As I have discussed elsewhere, Pope Paul VI (r. 1963—1978) recommended an approach to foreign aid for the developing world that has proven ineffective and in some cases even calamitous in practice. It was logically possible at the time to predict that the outcome of such a policy would not be a happy one, and indeed a number of development economists, such as Peter Bauer, were issuing such warnings. Now while the Pope doubtless has the right to instruct the faithful on matters of morality and to remind them of their obligations toward the less fortunate, surely nothing in the doctrine of papal infallibility guarantees that the Pope’s suggestions for economic policy must always bear good fruit. If that were true, no one would need to study economics at all.

For the zillionth time, I don’t deny the popes’ moral authority and I’m not destroying Christian civilization. If the Pope wants to say that an employer should not show reckless disregard for human life, he has every right to do so. At the same time, it has to be borne in mind that everything has a cost, and that bringing about safer workplaces through state fiat, which the social teaching appears to recommend, will typically come at the expense of the workers’ wage rates. In the paper I cite above, I discuss the role of market forces in balancing legitimate concerns about safety on the one hand against workers’ desire for high wages on the other. Any other way of balancing the two is inherently arbitrary. No one will ever be able to persuade me that this is not a sensible and licit consideration that has an important role to play in sound moral analysis.

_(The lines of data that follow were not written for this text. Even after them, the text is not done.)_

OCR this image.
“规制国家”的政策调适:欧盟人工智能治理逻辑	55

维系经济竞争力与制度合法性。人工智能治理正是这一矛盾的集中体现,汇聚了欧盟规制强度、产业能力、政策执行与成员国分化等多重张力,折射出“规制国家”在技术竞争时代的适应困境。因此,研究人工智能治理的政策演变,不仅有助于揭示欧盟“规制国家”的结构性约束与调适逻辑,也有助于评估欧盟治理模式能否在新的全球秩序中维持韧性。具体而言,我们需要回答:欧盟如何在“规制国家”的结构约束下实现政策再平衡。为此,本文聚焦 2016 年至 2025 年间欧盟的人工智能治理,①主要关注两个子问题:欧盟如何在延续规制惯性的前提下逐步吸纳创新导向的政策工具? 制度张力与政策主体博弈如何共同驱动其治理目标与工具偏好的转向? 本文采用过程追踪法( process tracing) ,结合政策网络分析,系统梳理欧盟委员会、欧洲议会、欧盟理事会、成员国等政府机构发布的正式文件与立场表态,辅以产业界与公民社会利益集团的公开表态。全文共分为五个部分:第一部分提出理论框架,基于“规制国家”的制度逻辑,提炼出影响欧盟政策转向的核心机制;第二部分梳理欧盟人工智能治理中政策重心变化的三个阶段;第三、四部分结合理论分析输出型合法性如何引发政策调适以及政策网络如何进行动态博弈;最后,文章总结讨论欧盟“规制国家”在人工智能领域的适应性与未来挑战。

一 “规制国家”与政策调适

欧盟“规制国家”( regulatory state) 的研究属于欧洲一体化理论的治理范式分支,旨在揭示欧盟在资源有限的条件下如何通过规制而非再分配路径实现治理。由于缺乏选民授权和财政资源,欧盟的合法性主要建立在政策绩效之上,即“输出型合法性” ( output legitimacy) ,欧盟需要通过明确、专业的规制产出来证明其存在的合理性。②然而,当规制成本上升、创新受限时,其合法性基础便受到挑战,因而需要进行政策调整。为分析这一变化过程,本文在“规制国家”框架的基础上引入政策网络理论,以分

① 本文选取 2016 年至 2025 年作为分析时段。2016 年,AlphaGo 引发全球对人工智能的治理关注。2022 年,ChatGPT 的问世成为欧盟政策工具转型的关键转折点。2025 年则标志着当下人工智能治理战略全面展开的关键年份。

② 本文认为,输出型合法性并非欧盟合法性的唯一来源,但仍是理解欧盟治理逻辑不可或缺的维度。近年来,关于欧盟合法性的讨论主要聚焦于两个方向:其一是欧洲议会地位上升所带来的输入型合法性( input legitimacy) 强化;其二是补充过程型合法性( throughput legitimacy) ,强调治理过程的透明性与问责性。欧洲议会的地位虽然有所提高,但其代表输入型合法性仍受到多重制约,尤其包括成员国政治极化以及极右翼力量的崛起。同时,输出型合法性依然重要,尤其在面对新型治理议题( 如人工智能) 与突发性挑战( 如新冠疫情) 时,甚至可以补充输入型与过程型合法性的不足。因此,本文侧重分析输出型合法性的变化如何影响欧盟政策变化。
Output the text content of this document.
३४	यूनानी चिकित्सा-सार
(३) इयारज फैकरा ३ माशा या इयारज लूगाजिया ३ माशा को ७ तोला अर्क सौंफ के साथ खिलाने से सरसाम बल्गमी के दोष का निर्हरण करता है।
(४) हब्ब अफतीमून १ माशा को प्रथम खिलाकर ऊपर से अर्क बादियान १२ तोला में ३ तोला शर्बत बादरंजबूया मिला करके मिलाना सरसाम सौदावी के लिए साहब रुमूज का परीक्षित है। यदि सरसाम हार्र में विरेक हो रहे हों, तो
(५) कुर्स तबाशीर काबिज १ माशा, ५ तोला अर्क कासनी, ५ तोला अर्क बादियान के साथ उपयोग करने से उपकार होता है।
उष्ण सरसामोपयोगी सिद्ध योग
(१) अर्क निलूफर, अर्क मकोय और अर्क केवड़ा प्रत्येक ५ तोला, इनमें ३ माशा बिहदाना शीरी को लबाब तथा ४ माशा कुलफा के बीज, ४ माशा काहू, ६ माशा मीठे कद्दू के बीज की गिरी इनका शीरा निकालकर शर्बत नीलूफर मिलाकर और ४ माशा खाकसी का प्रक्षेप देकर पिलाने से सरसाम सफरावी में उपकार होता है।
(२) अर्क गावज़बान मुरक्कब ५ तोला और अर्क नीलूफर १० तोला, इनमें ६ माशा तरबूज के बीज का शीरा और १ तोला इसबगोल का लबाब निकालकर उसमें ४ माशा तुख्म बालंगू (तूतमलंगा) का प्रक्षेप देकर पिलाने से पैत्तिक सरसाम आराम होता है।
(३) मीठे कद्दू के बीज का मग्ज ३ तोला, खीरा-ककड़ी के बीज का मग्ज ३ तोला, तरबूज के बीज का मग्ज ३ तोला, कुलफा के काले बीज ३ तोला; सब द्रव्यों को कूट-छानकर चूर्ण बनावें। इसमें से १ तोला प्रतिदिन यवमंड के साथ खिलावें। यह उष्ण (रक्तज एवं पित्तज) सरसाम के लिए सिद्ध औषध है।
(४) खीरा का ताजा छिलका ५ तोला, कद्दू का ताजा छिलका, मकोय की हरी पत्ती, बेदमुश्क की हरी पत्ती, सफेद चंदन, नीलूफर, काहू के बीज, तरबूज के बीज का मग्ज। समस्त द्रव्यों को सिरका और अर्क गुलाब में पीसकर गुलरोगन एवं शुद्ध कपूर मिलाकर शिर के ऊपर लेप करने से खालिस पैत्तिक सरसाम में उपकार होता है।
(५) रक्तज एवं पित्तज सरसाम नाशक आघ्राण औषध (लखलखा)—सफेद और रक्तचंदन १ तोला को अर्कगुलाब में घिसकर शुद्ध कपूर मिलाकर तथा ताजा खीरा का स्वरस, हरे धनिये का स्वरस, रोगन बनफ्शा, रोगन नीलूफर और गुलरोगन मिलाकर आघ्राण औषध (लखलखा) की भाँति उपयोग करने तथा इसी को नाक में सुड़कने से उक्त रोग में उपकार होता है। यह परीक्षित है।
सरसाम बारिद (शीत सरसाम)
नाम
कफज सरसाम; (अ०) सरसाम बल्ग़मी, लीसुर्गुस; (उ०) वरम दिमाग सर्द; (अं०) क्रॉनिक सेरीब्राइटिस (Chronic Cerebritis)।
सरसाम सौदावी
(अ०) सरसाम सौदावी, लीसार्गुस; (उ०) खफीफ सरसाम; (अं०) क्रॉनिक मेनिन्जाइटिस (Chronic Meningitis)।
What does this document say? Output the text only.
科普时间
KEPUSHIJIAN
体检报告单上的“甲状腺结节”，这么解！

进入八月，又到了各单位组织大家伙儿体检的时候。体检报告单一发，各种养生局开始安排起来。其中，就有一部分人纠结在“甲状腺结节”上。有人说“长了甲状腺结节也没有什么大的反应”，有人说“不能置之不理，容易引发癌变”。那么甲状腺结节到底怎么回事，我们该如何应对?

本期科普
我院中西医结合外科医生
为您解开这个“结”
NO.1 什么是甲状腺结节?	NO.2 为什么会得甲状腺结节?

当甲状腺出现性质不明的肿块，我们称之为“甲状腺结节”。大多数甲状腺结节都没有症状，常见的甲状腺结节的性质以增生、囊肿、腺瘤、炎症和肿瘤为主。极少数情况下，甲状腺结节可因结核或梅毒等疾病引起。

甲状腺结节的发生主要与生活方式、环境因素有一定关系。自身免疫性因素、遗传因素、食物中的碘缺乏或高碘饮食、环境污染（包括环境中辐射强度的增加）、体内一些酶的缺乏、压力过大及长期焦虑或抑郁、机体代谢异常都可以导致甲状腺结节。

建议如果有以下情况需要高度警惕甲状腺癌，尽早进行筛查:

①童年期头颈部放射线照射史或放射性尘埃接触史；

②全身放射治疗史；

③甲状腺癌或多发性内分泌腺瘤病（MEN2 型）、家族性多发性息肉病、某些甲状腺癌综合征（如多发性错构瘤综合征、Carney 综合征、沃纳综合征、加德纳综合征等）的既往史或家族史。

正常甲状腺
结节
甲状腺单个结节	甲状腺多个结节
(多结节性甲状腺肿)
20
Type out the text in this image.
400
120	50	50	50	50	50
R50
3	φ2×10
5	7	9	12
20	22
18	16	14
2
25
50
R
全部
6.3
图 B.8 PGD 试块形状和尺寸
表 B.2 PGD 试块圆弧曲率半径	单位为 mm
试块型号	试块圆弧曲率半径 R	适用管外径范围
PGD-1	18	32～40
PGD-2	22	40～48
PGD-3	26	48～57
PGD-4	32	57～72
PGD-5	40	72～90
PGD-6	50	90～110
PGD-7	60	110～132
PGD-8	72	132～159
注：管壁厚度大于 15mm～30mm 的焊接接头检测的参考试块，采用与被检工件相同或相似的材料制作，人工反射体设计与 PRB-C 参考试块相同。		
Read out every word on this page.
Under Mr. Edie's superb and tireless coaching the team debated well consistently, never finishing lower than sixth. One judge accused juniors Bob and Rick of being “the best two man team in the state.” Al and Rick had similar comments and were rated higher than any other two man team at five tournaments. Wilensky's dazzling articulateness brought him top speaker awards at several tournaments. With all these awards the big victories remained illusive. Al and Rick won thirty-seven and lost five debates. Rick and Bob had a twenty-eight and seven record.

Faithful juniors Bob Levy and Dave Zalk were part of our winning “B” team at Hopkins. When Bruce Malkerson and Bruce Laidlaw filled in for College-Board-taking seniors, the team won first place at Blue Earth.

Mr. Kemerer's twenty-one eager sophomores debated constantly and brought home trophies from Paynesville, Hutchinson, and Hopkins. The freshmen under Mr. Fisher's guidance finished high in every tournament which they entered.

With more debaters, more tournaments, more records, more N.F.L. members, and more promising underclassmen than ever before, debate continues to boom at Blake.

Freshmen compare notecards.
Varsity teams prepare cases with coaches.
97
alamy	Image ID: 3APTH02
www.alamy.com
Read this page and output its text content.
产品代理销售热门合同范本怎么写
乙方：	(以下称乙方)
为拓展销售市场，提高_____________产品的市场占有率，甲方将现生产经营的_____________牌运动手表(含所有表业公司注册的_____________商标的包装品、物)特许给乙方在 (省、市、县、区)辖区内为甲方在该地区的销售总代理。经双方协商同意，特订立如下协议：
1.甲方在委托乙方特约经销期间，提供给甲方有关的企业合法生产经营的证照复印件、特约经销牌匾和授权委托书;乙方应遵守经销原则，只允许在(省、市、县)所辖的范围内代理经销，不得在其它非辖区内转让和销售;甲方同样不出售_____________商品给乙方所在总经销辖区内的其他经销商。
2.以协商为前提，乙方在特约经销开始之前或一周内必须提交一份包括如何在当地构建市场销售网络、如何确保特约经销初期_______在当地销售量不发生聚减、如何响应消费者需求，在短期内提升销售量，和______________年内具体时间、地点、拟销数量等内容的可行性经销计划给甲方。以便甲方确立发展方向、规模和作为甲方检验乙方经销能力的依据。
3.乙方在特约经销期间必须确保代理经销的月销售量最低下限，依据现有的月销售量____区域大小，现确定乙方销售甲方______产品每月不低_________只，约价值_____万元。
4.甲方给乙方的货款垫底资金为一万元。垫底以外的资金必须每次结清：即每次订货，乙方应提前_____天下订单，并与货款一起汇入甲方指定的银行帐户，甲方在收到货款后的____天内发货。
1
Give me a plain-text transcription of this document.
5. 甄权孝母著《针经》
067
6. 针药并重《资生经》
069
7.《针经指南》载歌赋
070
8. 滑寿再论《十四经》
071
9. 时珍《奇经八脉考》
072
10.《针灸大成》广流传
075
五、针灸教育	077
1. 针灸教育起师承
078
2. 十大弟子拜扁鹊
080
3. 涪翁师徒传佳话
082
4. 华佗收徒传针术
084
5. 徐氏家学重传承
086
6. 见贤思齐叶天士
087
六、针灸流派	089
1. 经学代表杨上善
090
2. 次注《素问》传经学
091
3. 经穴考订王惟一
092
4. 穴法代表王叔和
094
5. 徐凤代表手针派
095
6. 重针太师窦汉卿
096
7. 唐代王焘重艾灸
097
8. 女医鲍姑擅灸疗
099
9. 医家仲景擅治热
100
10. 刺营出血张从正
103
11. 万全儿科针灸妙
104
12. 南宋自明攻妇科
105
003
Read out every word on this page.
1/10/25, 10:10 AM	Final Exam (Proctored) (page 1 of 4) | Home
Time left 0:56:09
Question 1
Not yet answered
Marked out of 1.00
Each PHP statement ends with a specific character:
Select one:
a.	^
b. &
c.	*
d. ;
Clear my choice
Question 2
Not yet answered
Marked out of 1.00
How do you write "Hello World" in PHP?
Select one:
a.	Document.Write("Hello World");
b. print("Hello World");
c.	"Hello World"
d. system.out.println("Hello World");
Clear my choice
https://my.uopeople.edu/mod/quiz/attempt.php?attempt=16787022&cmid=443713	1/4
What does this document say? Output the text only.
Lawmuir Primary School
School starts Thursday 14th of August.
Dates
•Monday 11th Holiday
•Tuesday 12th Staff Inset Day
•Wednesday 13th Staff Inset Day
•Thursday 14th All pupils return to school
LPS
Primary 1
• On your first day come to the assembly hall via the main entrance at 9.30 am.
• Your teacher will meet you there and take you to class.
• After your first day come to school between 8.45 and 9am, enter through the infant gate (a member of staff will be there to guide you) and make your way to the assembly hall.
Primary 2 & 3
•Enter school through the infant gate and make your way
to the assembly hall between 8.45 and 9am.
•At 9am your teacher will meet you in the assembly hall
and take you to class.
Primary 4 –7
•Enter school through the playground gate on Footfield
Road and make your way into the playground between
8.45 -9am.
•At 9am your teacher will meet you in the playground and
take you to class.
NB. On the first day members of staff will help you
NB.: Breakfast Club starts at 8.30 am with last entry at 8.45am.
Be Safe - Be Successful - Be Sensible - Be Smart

Few would question the good and humane intentions that have motivated the economic counsel of those with whom I disagree in the book. For a long time, however, a great many Catholics have been concerned that the means recommended may not have the results intended for them, and are likely to make the condition of workers and the poor still worse. Meanwhile, though, the impression has been given that to voice these misgivings is to involve oneself in some kind of disobedience to Church teaching. It is this unresolved difficulty that this book aims to address in the course of its defense of the market.

William Luckey, chairman of the department of political science and economics at Christendom College (and who, I am happy to say, has strongly endorsed my book), shares this concern. "The fact that Catholic economic teaching, put forth as unchanging and required of belief, did not square with what Austrian economists know to be true, has created an agonizing crisis of conscience for such economists." It was to address that crisis of conscience, and to vindicate the Austrian School of economics — so often misunderstood and caricatured — that I wrote this book.